Braunschweig setzt im Abstiegskampf HSV unter Druck

Braunschweig. Der Tabellenletzte Eintracht Braunschweig hat im Abstiegskampf ein starkes Zeichen gesetzt. Die Niedersachsen setzten sich zum Auftakt des 27. Bundesligaspieltages mit 3:1 gegen Mainz 05 durch und haben nun nur noch zwei Punkte Rückstand auf den 17. Nürnberg und den 16. HSV. Der Glaube an den Klassenerhalt lebt wieder beim Aufsteiger. Die meisten der 21.880 Zuschauer feierten das Team euphorisch.

Torjäger Domi Kumbela war mit seinen zwei Toren (18., 77. Minute) der gefeierte Mann bei der Eintracht, hatte aber zuvor Glück, dass er nach wiederholtem Foulspiel nicht vom Platz gestellt wurde. Havard Nielsen sorgte in der Nachspielzeit der ersten Hälfte für das 2:1. Für die Mainzer war nur Nicolai Müller (20.) erfolgreich.

Braunschweigs Trainer Torsten Lieberknecht hatte die Partie zuvor zum ultimativen Finale ausgerufen: „Das ist vielleicht schon die letzte Chance.“ Die Braunschweiger agierten entsprechend überaus aggressiv in den Zweikämpfen und waren lange optisch überlegen.
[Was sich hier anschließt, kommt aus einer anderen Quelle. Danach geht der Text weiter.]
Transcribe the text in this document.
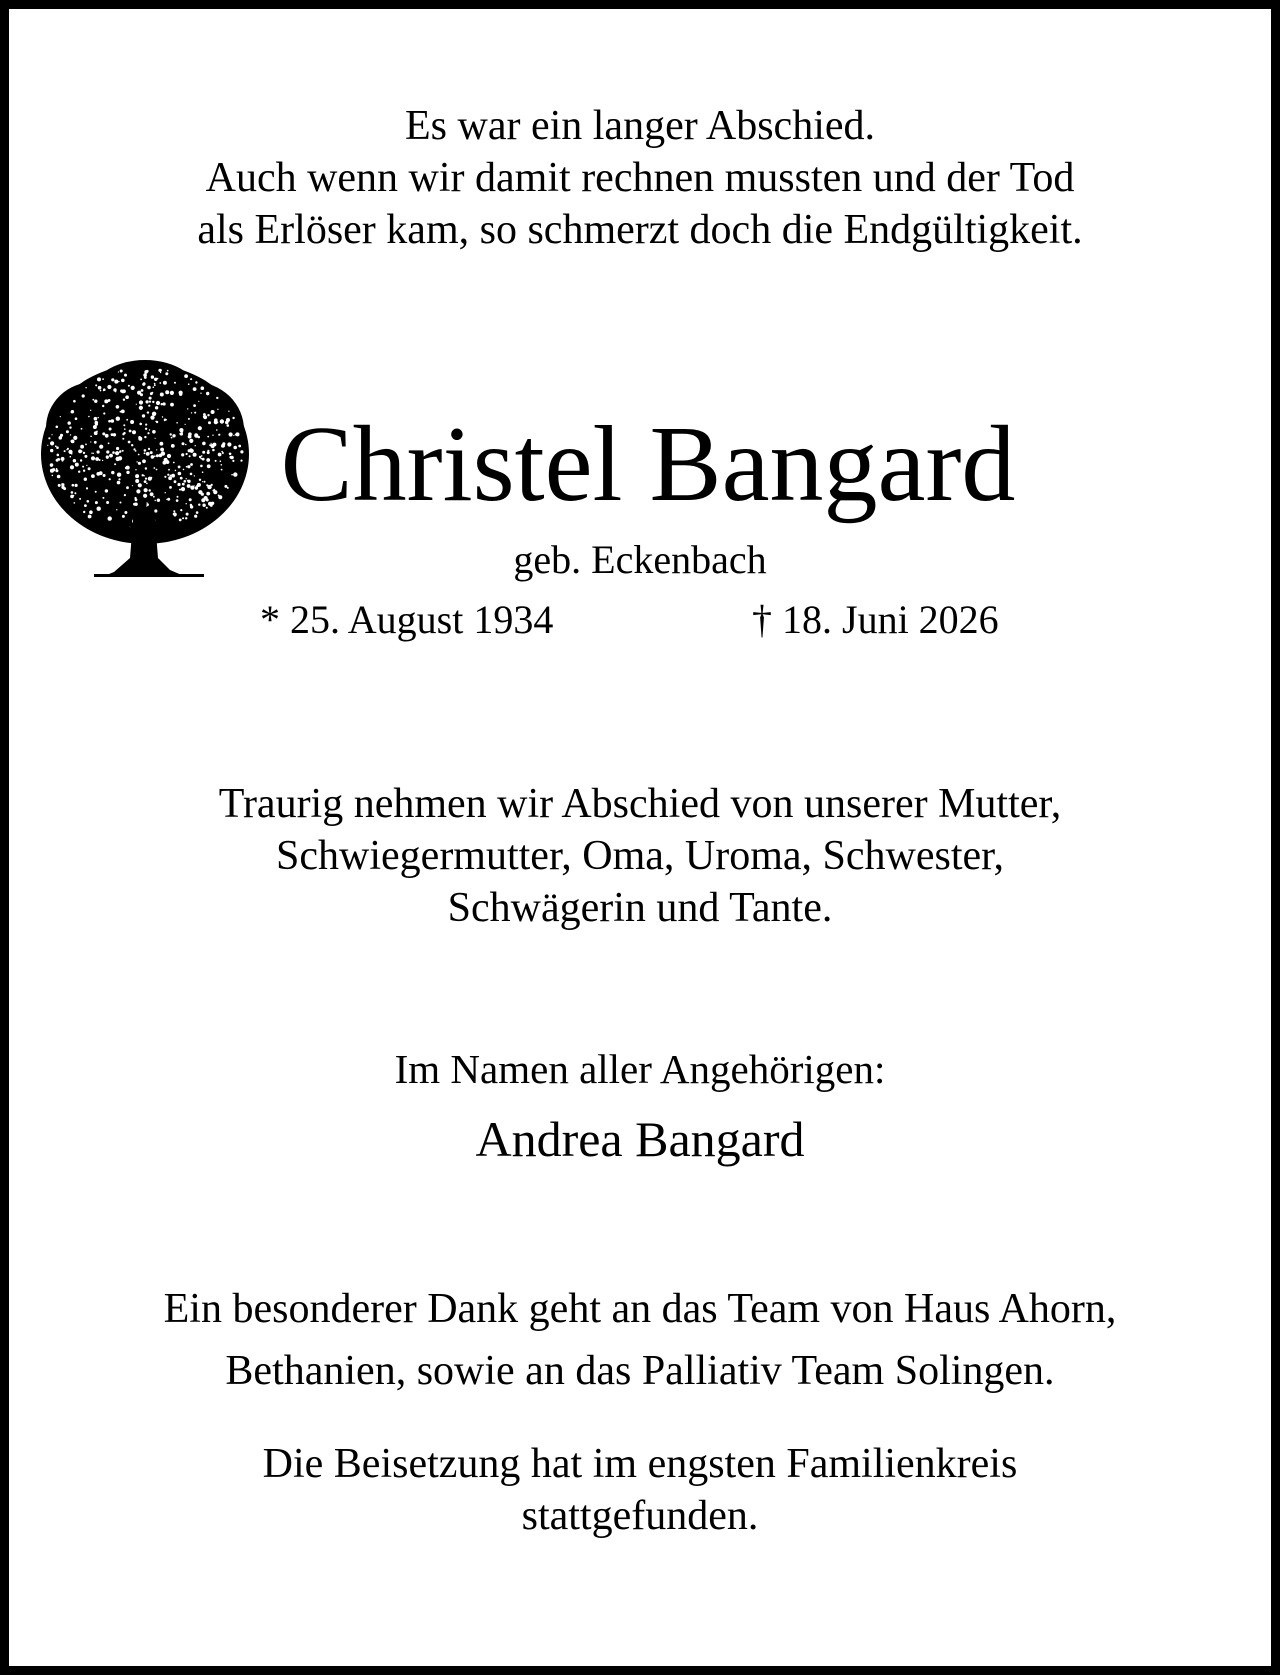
Es war ein langer Abschied.
Auch wenn wir damit rechnen mussten und der Tod
als Erlöser kam, so schmerzt doch die Endgültigkeit.
Christel Bangard
geb. Eckenbach
* 25. August 1934	† 18. Juni 2026
Traurig nehmen wir Abschied von unserer Mutter,
Schwiegermutter, Oma, Uroma, Schwester,
Schwägerin und Tante.
Im Namen aller Angehörigen:
Andrea Bangard
Ein besonderer Dank geht an das Team von Haus Ahorn,
Bethanien, sowie an das Palliativ Team Solingen.
Die Beisetzung hat im engsten Familienkreis
stattgefunden.
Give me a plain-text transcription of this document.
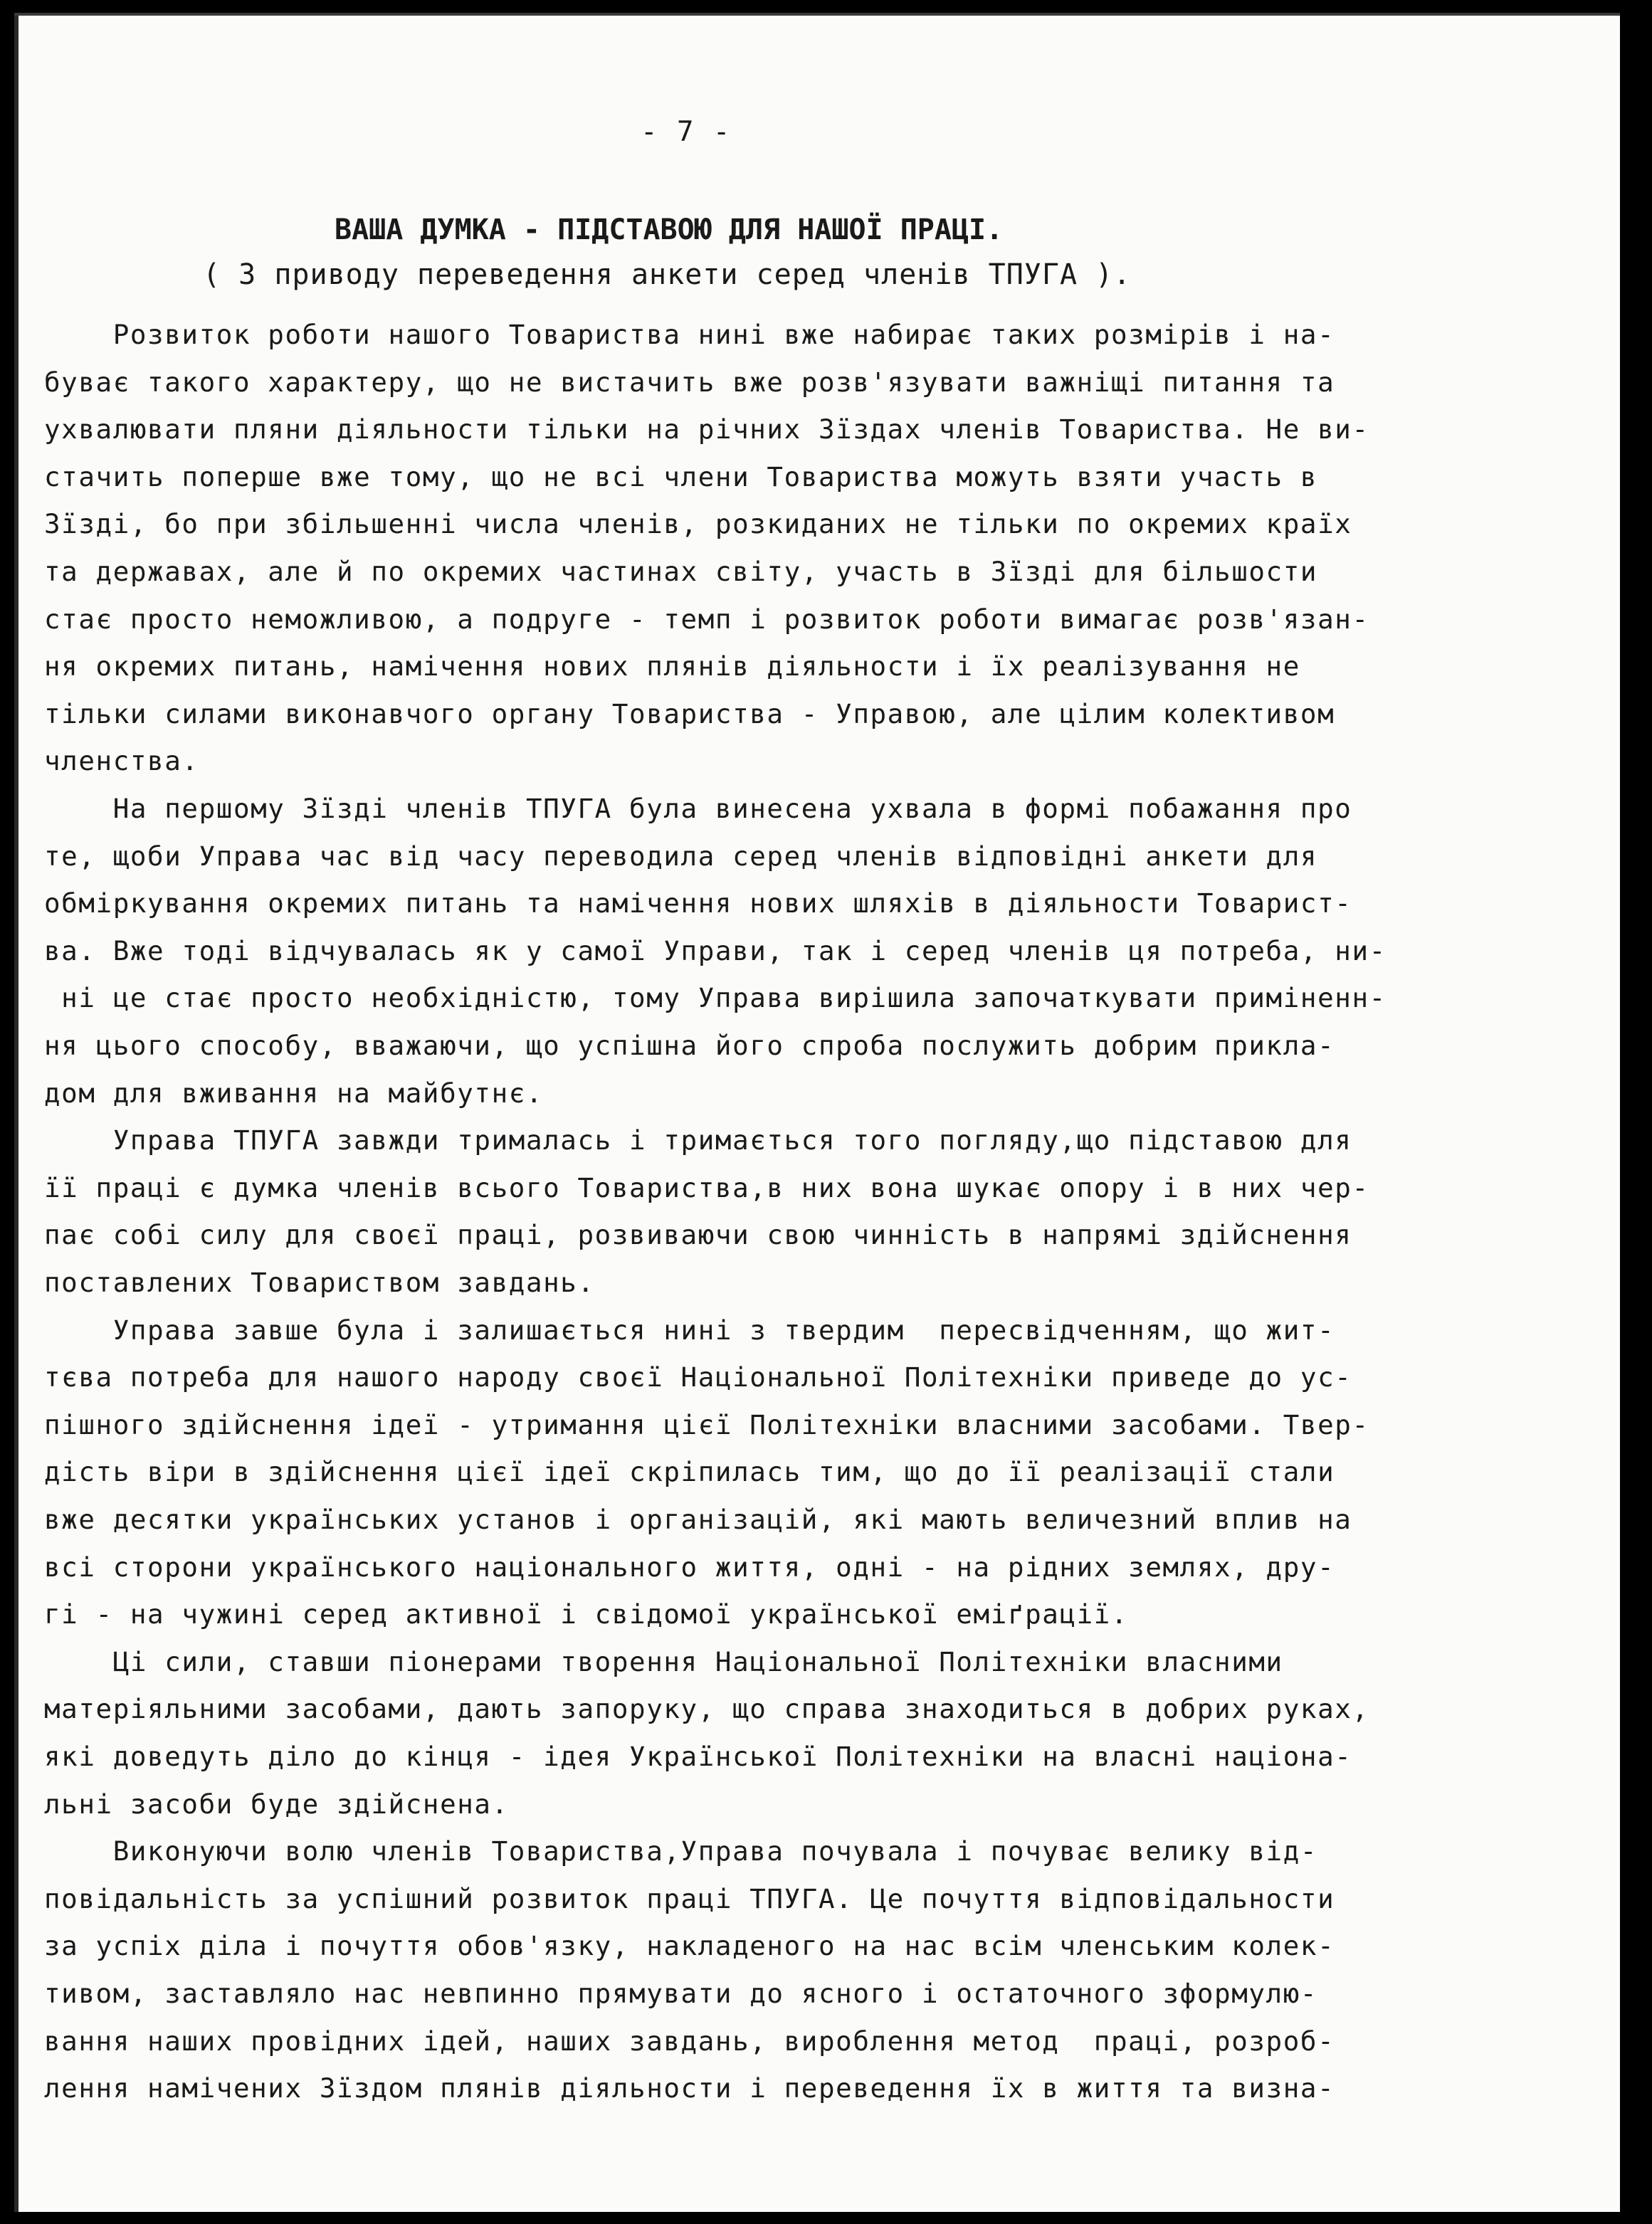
- 7 -
ВАША ДУМКА - ПІДСТАВОЮ ДЛЯ НАШОЇ ПРАЦІ.
( З приводу переведення анкети серед членів ТПУГА ).
Розвиток роботи нашого Товариства нині вже набирає таких розмірів і на-
буває такого характеру, що не вистачить вже розв'язувати важніщі питання та
ухвалювати пляни діяльности тільки на річних Зїздах членів Товариства. Не ви-
стачить поперше вже тому, що не всі члени Товариства можуть взяти участь в
Зїзді, бо при збільшенні числа членів, розкиданих не тільки по окремих країх
та державах, але й по окремих частинах світу, участь в Зїзді для більшости
стає просто неможливою, а подруге - темп і розвиток роботи вимагає розв'язан-
ня окремих питань, намічення нових плянів діяльности і їх реалізування не
тільки силами виконавчого органу Товариства - Управою, але цілим колективом
членства.
На першому Зїзді членів ТПУГА була винесена ухвала в формі побажання про
те, щоби Управа час від часу переводила серед членів відповідні анкети для
обміркування окремих питань та намічення нових шляхів в діяльности Товарист-
ва. Вже тоді відчувалась як у самої Управи, так і серед членів ця потреба, ни-
ні це стає просто необхідністю, тому Управа вирішила започаткувати приміненн-
ня цього способу, вважаючи, що успішна його спроба послужить добрим приклa-
дом для вживання на майбутнє.
Управа ТПУГА завжди трималась і тримається того погляду,що підставою для
її праці є думка членів всього Товариства,в них вона шукає опору і в них чер-
пає собі силу для своєї праці, розвиваючи свою чинність в напрямі здійснення
поставлених Товариством завдань.
Управа завше була і залишається нині з твердим  пересвідченням, що жит-
тєва потреба для нашого народу своєї Національної Політехніки приведе до ус-
пішного здійснення ідеї - утримання цієї Політехніки власними засобами. Твер-
дість віри в здійснення цієї ідеї скріпилась тим, що до її реалізації стали
вже десятки українських установ і організацій, які мають величезний вплив на
всі сторони українського національного життя, одні - на рідних землях, дру-
гі - на чужині серед активної і свідомої української еміґрації.
Ці сили, ставши піонерами творення Національної Політехніки власними
матеріяльними засобами, дають запоруку, що справа знаходиться в добрих руках,
які доведуть діло до кінця - ідея Української Політехніки на власні націона-
льні засоби буде здійснена.
Виконуючи волю членів Товариства,Управа почувала і почуває велику від-
повідальність за успішний розвиток праці ТПУГА. Це почуття відповідальности
за успіх діла і почуття обов'язку, накладеного на нас всім членським колек-
тивом, заставляло нас невпинно прямувати до ясного і остаточного зформулю-
вання наших провідних ідей, наших завдань, вироблення метод  праці, розроб-
лення намічених Зїздом плянів діяльности і переведення їх в життя та визна-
Doch den Niedersachsen fehlten zunächst die Mittel, sich klare Torchancen herauszuarbeiten.

Erst mit den Toren kamen auch Tempo und Klasse ins Spiel. In der zweiten Hälfte entwickelte sich schließlich ein packender Schlagabtausch ohne taktische Zwänge mit guten Möglichkeiten auf beiden Seiten. Damir Vrancic hatte die Vorentscheidung schon auf dem Fuß (69.). Kumbela machte mit einem Fallrückzieher alles klar.

Wieder mitten im Abstiegskampf steckt nach dem 1:3 gegen den VfL Wolfsburg auch Werder Bremen. Der VfL meldete sich dank der Tore von Junior Malanda (2.), Ivan Perisic (10.) und Maximilian Arnold (80.) nach vier Spielen ohne Sieg wieder bei der Jagd auf einen Europapokalplatz zurück. Die Bremer, für die Sebastian Prödl (16.) traf, rutschten durch die zweite Niederlage hintereinander weiter nach unten.

Torlos endete das Revierderby zwischen Borussia Dortmund und Schalke 04. Schalke durfte sich bei Torwart Ralf Fährmann bedanken, dass der Rückstand auf den zweitplatzierten BVB weiter nur einen Punkt beträgt. Mit Weltklasseparaden hielt Fährmann seine Mannschaft im Spiel.